Светлый фон

Святость – это ядро человеческой жизни, которая даруется ребенку в день его истинного, духовного рождения; когда отец признает своего незаконнорожденного ребенка законным и окончательно вводит его в состав клана, то говорят, что он его освящает. Святость присутствует и в богатстве и, согласно поэтическому использованию языка, который видит самую суть вещей и называет их согласно их истинной природе, скот и оружие просто святые. Святость – это сердце владения. Специальный ритуал, который превращал гору или лес в святое место, и подготовка земли к заселению людьми, проводившаяся с помощью огня, – все это разные виды одного и того же действия; из Хельгафелля святость непрерывно распространялась в окружающий мир. Только – чем дальше от него, тем слабее она становилась. Первое, что делал поселенец, это освящал землю для себя. Торольв, главный жрец, освятил свою землю во имя Тора, точно так же, как он поступил и со своим храмом. Годи капища в Мёри Торхадд Старый из Трандхейма утвердил на своей новой земле святость Мёри. Эту святость, которая была душой капища в Трандхейм-фьорде, он увез с собой, поместив ее в столбы, окружавшие капище в Мёри. Приехав в свой новый дом, Торхадд поместил святость в свою землю вокруг Стодварфьорда («Книга о занятии земли». Часть четвертая).

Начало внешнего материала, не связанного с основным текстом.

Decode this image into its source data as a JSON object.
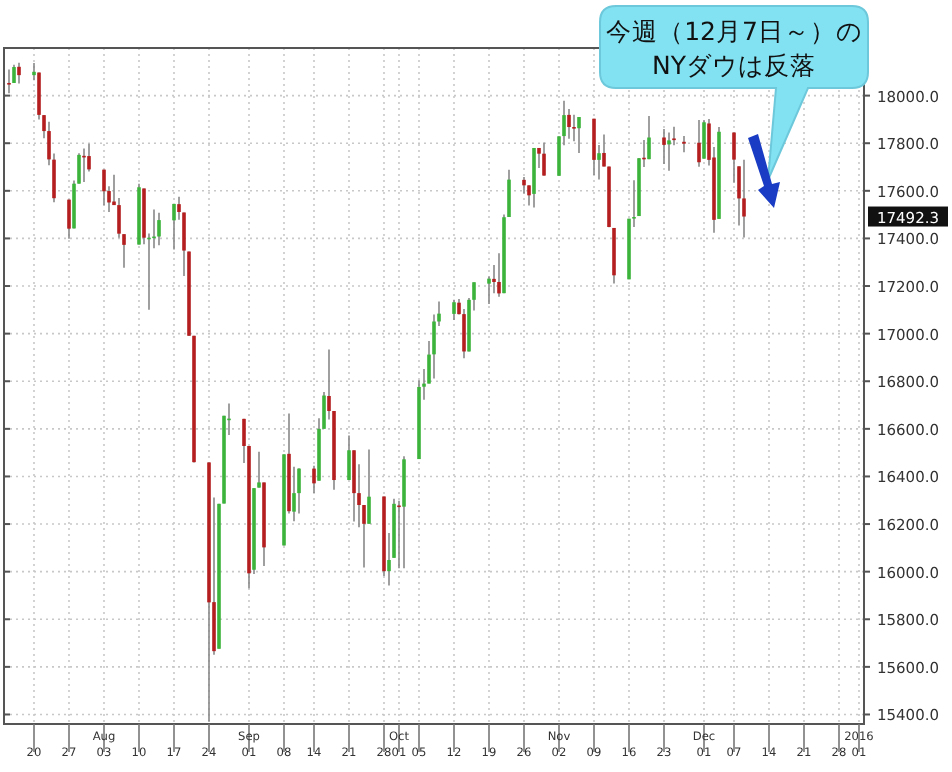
{
  "chart_data": {
    "type": "candlestick",
    "grid": true,
    "xlim": [
      "2015-07-14",
      "2016-01-02"
    ],
    "xticks": [
      {
        "value": "2015-07-20",
        "label": "20"
      },
      {
        "value": "2015-07-27",
        "label": "27"
      },
      {
        "value": "2015-08-03",
        "label": "Aug 03"
      },
      {
        "value": "2015-08-10",
        "label": "10"
      },
      {
        "value": "2015-08-17",
        "label": "17"
      },
      {
        "value": "2015-08-24",
        "label": "24"
      },
      {
        "value": "2015-09-01",
        "label": "Sep 01"
      },
      {
        "value": "2015-09-08",
        "label": "08"
      },
      {
        "value": "2015-09-14",
        "label": "14"
      },
      {
        "value": "2015-09-21",
        "label": "21"
      },
      {
        "value": "2015-09-28",
        "label": "28"
      },
      {
        "value": "2015-10-01",
        "label": "Oct 01"
      },
      {
        "value": "2015-10-05",
        "label": "05"
      },
      {
        "value": "2015-10-12",
        "label": "12"
      },
      {
        "value": "2015-10-19",
        "label": "19"
      },
      {
        "value": "2015-10-26",
        "label": "26"
      },
      {
        "value": "2015-11-02",
        "label": "Nov 02"
      },
      {
        "value": "2015-11-09",
        "label": "09"
      },
      {
        "value": "2015-11-16",
        "label": "16"
      },
      {
        "value": "2015-11-23",
        "label": "23"
      },
      {
        "value": "2015-12-01",
        "label": "Dec 01"
      },
      {
        "value": "2015-12-07",
        "label": "07"
      },
      {
        "value": "2015-12-14",
        "label": "14"
      },
      {
        "value": "2015-12-21",
        "label": "21"
      },
      {
        "value": "2015-12-28",
        "label": "28"
      },
      {
        "value": "2016-01-01",
        "label": "2016 01"
      }
    ],
    "ylim": [
      15360,
      18200
    ],
    "yticks": [
      {
        "value": 15400,
        "label": "15400.0"
      },
      {
        "value": 15600,
        "label": "15600.0"
      },
      {
        "value": 15800,
        "label": "15800.0"
      },
      {
        "value": 16000,
        "label": "16000.0"
      },
      {
        "value": 16200,
        "label": "16200.0"
      },
      {
        "value": 16400,
        "label": "16400.0"
      },
      {
        "value": 16600,
        "label": "16600.0"
      },
      {
        "value": 16800,
        "label": "16800.0"
      },
      {
        "value": 17000,
        "label": "17000.0"
      },
      {
        "value": 17200,
        "label": "17200.0"
      },
      {
        "value": 17400,
        "label": "17400.0"
      },
      {
        "value": 17600,
        "label": "17600.0"
      },
      {
        "value": 17800,
        "label": "17800.0"
      },
      {
        "value": 18000,
        "label": "18000.0"
      }
    ],
    "annotations": [
      "今週（12月7日～）の\nNYダウは反落",
      "17492.3"
    ],
    "x": [
      "2015-07-15",
      "2015-07-16",
      "2015-07-17",
      "2015-07-20",
      "2015-07-21",
      "2015-07-22",
      "2015-07-23",
      "2015-07-24",
      "2015-07-27",
      "2015-07-28",
      "2015-07-29",
      "2015-07-30",
      "2015-07-31",
      "2015-08-03",
      "2015-08-04",
      "2015-08-05",
      "2015-08-06",
      "2015-08-07",
      "2015-08-10",
      "2015-08-11",
      "2015-08-12",
      "2015-08-13",
      "2015-08-14",
      "2015-08-17",
      "2015-08-18",
      "2015-08-19",
      "2015-08-20",
      "2015-08-21",
      "2015-08-24",
      "2015-08-25",
      "2015-08-26",
      "2015-08-27",
      "2015-08-28",
      "2015-08-31",
      "2015-09-01",
      "2015-09-02",
      "2015-09-03",
      "2015-09-04",
      "2015-09-08",
      "2015-09-09",
      "2015-09-10",
      "2015-09-11",
      "2015-09-14",
      "2015-09-15",
      "2015-09-16",
      "2015-09-17",
      "2015-09-18",
      "2015-09-21",
      "2015-09-22",
      "2015-09-23",
      "2015-09-24",
      "2015-09-25",
      "2015-09-28",
      "2015-09-29",
      "2015-09-30",
      "2015-10-01",
      "2015-10-02",
      "2015-10-05",
      "2015-10-06",
      "2015-10-07",
      "2015-10-08",
      "2015-10-09",
      "2015-10-12",
      "2015-10-13",
      "2015-10-14",
      "2015-10-15",
      "2015-10-16",
      "2015-10-19",
      "2015-10-20",
      "2015-10-21",
      "2015-10-22",
      "2015-10-23",
      "2015-10-26",
      "2015-10-27",
      "2015-10-28",
      "2015-10-29",
      "2015-10-30",
      "2015-11-02",
      "2015-11-03",
      "2015-11-04",
      "2015-11-05",
      "2015-11-06",
      "2015-11-09",
      "2015-11-10",
      "2015-11-11",
      "2015-11-12",
      "2015-11-13",
      "2015-11-16",
      "2015-11-17",
      "2015-11-18",
      "2015-11-19",
      "2015-11-20",
      "2015-11-23",
      "2015-11-24",
      "2015-11-25",
      "2015-11-27",
      "2015-11-30",
      "2015-12-01",
      "2015-12-02",
      "2015-12-03",
      "2015-12-04",
      "2015-12-07",
      "2015-12-08",
      "2015-12-09"
    ],
    "ohlc": [
      [
        18053,
        18110,
        18010,
        18050
      ],
      [
        18053,
        18130,
        18053,
        18120
      ],
      [
        18121,
        18138,
        18051,
        18086
      ],
      [
        18086,
        18137,
        18064,
        18100
      ],
      [
        18097,
        18097,
        17900,
        17919
      ],
      [
        17918,
        17918,
        17821,
        17851
      ],
      [
        17851,
        17890,
        17707,
        17732
      ],
      [
        17731,
        17757,
        17552,
        17569
      ],
      [
        17563,
        17563,
        17399,
        17441
      ],
      [
        17442,
        17643,
        17442,
        17630
      ],
      [
        17630,
        17758,
        17630,
        17751
      ],
      [
        17747,
        17778,
        17637,
        17746
      ],
      [
        17746,
        17798,
        17681,
        17690
      ],
      [
        17689,
        17689,
        17539,
        17598
      ],
      [
        17599,
        17619,
        17511,
        17551
      ],
      [
        17555,
        17667,
        17540,
        17540
      ],
      [
        17540,
        17570,
        17403,
        17420
      ],
      [
        17418,
        17418,
        17277,
        17373
      ],
      [
        17374,
        17630,
        17374,
        17615
      ],
      [
        17610,
        17610,
        17376,
        17403
      ],
      [
        17398,
        17421,
        17100,
        17403
      ],
      [
        17403,
        17521,
        17359,
        17408
      ],
      [
        17408,
        17508,
        17371,
        17477
      ],
      [
        17476,
        17546,
        17353,
        17545
      ],
      [
        17544,
        17575,
        17478,
        17511
      ],
      [
        17509,
        17509,
        17242,
        17349
      ],
      [
        17345,
        17345,
        16990,
        16991
      ],
      [
        16991,
        16991,
        16459,
        16460
      ],
      [
        16459,
        16459,
        15370,
        15871
      ],
      [
        15872,
        16312,
        15651,
        15666
      ],
      [
        15676,
        16285,
        15676,
        16285
      ],
      [
        16286,
        16655,
        16286,
        16655
      ],
      [
        16643,
        16706,
        16574,
        16643
      ],
      [
        16642,
        16642,
        16456,
        16528
      ],
      [
        16528,
        16528,
        15930,
        15993
      ],
      [
        16008,
        16351,
        15990,
        16351
      ],
      [
        16353,
        16504,
        16353,
        16375
      ],
      [
        16375,
        16375,
        16024,
        16102
      ],
      [
        16110,
        16493,
        16110,
        16493
      ],
      [
        16495,
        16664,
        16244,
        16254
      ],
      [
        16252,
        16441,
        16212,
        16330
      ],
      [
        16330,
        16434,
        16244,
        16433
      ],
      [
        16433,
        16445,
        16330,
        16371
      ],
      [
        16382,
        16644,
        16382,
        16600
      ],
      [
        16600,
        16755,
        16600,
        16740
      ],
      [
        16738,
        16933,
        16639,
        16675
      ],
      [
        16675,
        16675,
        16344,
        16385
      ],
      [
        16385,
        16572,
        16385,
        16510
      ],
      [
        16510,
        16510,
        16211,
        16330
      ],
      [
        16330,
        16451,
        16187,
        16280
      ],
      [
        16280,
        16280,
        16017,
        16201
      ],
      [
        16201,
        16513,
        16201,
        16315
      ],
      [
        16316,
        16316,
        15982,
        16002
      ],
      [
        16002,
        16162,
        15942,
        16049
      ],
      [
        16058,
        16306,
        16058,
        16285
      ],
      [
        16278,
        16298,
        16014,
        16272
      ],
      [
        16273,
        16485,
        16014,
        16472
      ],
      [
        16473,
        16804,
        16473,
        16776
      ],
      [
        16777,
        16851,
        16722,
        16790
      ],
      [
        16790,
        16969,
        16790,
        16912
      ],
      [
        16913,
        17080,
        16811,
        17051
      ],
      [
        17051,
        17135,
        17032,
        17084
      ],
      [
        17083,
        17142,
        17057,
        17132
      ],
      [
        17130,
        17146,
        17080,
        17082
      ],
      [
        17082,
        17104,
        16897,
        16925
      ],
      [
        16925,
        17150,
        16925,
        17142
      ],
      [
        17142,
        17216,
        17097,
        17216
      ],
      [
        17210,
        17240,
        17125,
        17231
      ],
      [
        17230,
        17288,
        17170,
        17217
      ],
      [
        17217,
        17338,
        17155,
        17169
      ],
      [
        17170,
        17500,
        17170,
        17489
      ],
      [
        17490,
        17689,
        17490,
        17647
      ],
      [
        17646,
        17658,
        17589,
        17623
      ],
      [
        17623,
        17623,
        17538,
        17581
      ],
      [
        17587,
        17780,
        17530,
        17780
      ],
      [
        17780,
        17780,
        17696,
        17756
      ],
      [
        17756,
        17803,
        17663,
        17664
      ],
      [
        17663,
        17829,
        17663,
        17829
      ],
      [
        17830,
        17978,
        17791,
        17918
      ],
      [
        17919,
        17944,
        17819,
        17868
      ],
      [
        17868,
        17920,
        17808,
        17863
      ],
      [
        17863,
        17910,
        17759,
        17910
      ],
      [
        17903,
        17903,
        17666,
        17730
      ],
      [
        17730,
        17792,
        17648,
        17758
      ],
      [
        17759,
        17837,
        17702,
        17702
      ],
      [
        17702,
        17702,
        17447,
        17448
      ],
      [
        17444,
        17444,
        17211,
        17245
      ],
      [
        17228,
        17483,
        17228,
        17483
      ],
      [
        17486,
        17644,
        17448,
        17490
      ],
      [
        17494,
        17738,
        17494,
        17737
      ],
      [
        17739,
        17814,
        17700,
        17733
      ],
      [
        17733,
        17914,
        17733,
        17824
      ],
      [
        17824,
        17860,
        17713,
        17793
      ],
      [
        17795,
        17845,
        17684,
        17812
      ],
      [
        17820,
        17869,
        17791,
        17813
      ],
      [
        17806,
        17830,
        17762,
        17798
      ],
      [
        17802,
        17897,
        17701,
        17720
      ],
      [
        17735,
        17896,
        17735,
        17888
      ],
      [
        17883,
        17902,
        17706,
        17730
      ],
      [
        17740,
        17784,
        17424,
        17478
      ],
      [
        17482,
        17868,
        17482,
        17848
      ],
      [
        17845,
        17845,
        17634,
        17731
      ],
      [
        17703,
        17703,
        17454,
        17568
      ],
      [
        17568,
        17730,
        17404,
        17492
      ]
    ]
  }
}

Если взглянуть на этот поступок переселенца с социальной точки зрения, то это был акт простого присвоения, поскольку сущностью владения является идентичность владельца и того, чем он владеет; поэтому словом helga (освящать) одновременно называют и присвоение, и высшее освящение, когда человек наносит последний штрих на здание церкви и посвящает ее Богу. Хамингья, которая охраняет собственность и делает ее пригодной для человека, точно такая же, как и та, что течет в его жилах, поэтому кровь, пролитая на землю неизвестной рукой, падает на голову ее владельца и делает его виновным в убийстве. Бедный франк, совершивший убийство и не способный заплатить свою долю виры, брал горсть земли со своего участка и бросал ее на участок соседа, а потом перелезал через ограду и бежал. Эта горсть земли олицетворяла не только право владения, но и ответственность несчастного беглеца, точно так же, как долг и сила, содержавшиеся в оружии, доставались лучшему человеку в семье. Если убийца умирал еще до выплаты виры, то его обязательства переходили к наследнику; в норвежском законе это выражалось такой фразой: «Наследник берет секиру».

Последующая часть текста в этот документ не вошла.